Dışarıda mevsim bahar mı?
Orhan Kemal’in anlatısında Nazım, topu topu altı ayı kalmış bir suçluyu, sanki kendisi daha 20 yıl yatacak bir adam değilmiş gibi teselli eden çoğunlukla iyimser, kalender bir figürdür. Yaşama sevinciyle dolu, coşkulu bir adamdır. Nazım’ın bahar aylarında hediye gelen bir kasa çileğe kasideler söylediğini, onu törensel hazırlıklar yaparak yediklerini hiç unutamayacaktır yazar.

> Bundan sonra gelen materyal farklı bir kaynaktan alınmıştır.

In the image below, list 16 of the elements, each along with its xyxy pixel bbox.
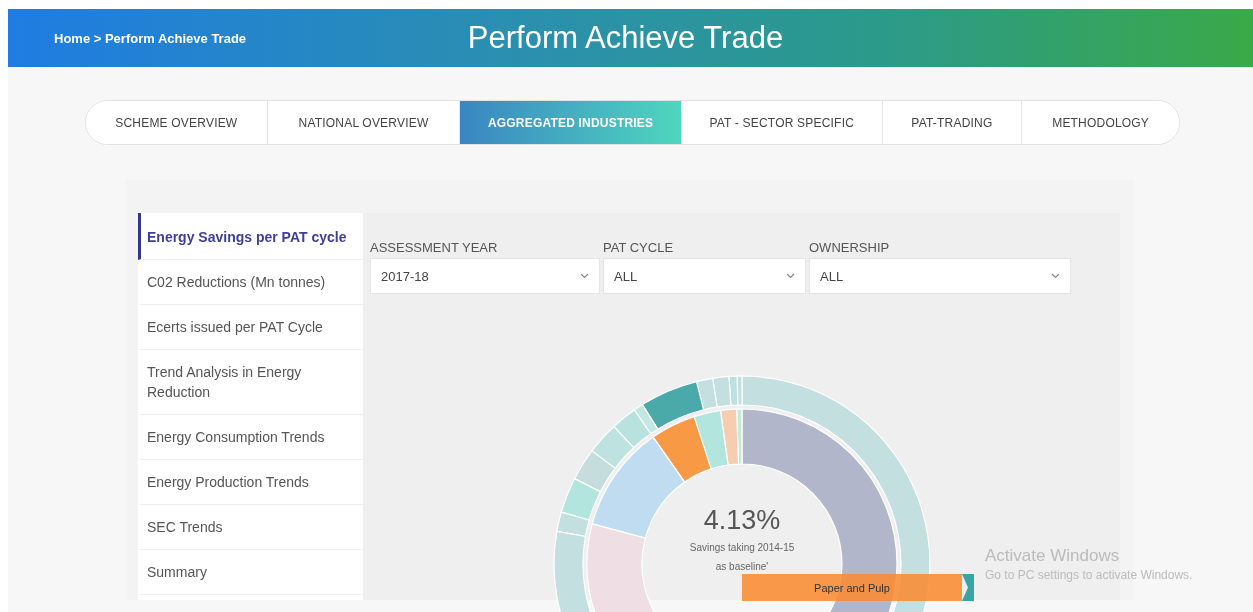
page-title: Perform Achieve Trade [467, 20, 784, 55]
filter-label: ASSESSMENT YEAR [370, 240, 499, 255]
tooltip-pointer-icon [962, 574, 974, 601]
dropdown[interactable]: ALL [603, 258, 806, 294]
chevron-down-icon [786, 273, 795, 279]
dropdown[interactable]: ALL [809, 258, 1071, 294]
nav-tab[interactable]: SCHEME OVERVIEW [86, 101, 268, 144]
center-value: 4.13% [703, 505, 781, 536]
filter-label: OWNERSHIP [809, 240, 891, 255]
filter-label: PAT CYCLE [603, 240, 675, 255]
chevron-down-icon [580, 273, 589, 279]
chevron-down-icon [1051, 273, 1060, 279]
chart-tooltip: Paper and Pulp [742, 574, 962, 601]
breadcrumb[interactable]: Home > Perform Achieve Trade [54, 30, 247, 46]
dropdown[interactable]: 2017-18 [370, 258, 600, 294]
center-caption: Savings taking 2014-15 as baseline' [688, 541, 796, 574]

Anadolu Kültür Direktörü arkadaşımız Asena Günal, geçen hafta Almanya ve Fransa Dışişleri Bakanlıkları tarafından verilen Alman-Fransız İnsan Hakları ve Hukuk Devleti ödülünü aldı. Ödülü aldıktan sonra yaptığı ve dinleme şansına eriştiğim duygusal, umut verici konuşmasında, bu toplumun ezeli ötekileri olarak dışlanan, hak ihlaline, şiddete uğrayan kadınları, LGBTİ bireyleri, etnik ve mezhepsel ayrımcılığa maruz kalanları, sanat ve kültür alanında çalışanları, akademisyenleri, sol muhalifleri de incelikle andı. Bu ödülü Ekim 2017’den beri tutuklu bulunan Osman Kavala adına aldığını da ekledi.
O salonda onu dinlerken, yaşadığımız coğrafyada aktif olarak siyaset yaptıkları için cezalandırılan sayısız insanın yanında, sanatçıların ve onlara destek veren, eserlerini görünür hale getiren yayıncıların, editörlerin, küratörlerin, mekan sahiplerinin de onlarla aynı kaderi paylaştıklarını tekrar düşündüm. Kültür-sanat faaliyetlerinin politik boyutunu ve bunlara erişimin bir insan hakkı olduğunu Asena da vurguladı. Bu hak için mücadele etmek zorunda kalmak ve bedelini takibatlarla, gözdağlarıyla, saldırılarla, asılsız ihbarlarla, göz altılarla ve uzun hapisliklerle ödemek bizimki gibi bir siyasi kültürü, ahlak anlayışı, hukuk sistemi olan ülkelere has bir dert. Çoğu bu dünyadan göçmüş sanatçıların, gazetecilerin, yayıncıların anılarını, otobiyografilerini, mektuplarını okuduğunuzda, zindanları boylamadılarsa eğer hayatlarını zindana çeviren bu kıyıcı politikalar karşınıza çıkıyor.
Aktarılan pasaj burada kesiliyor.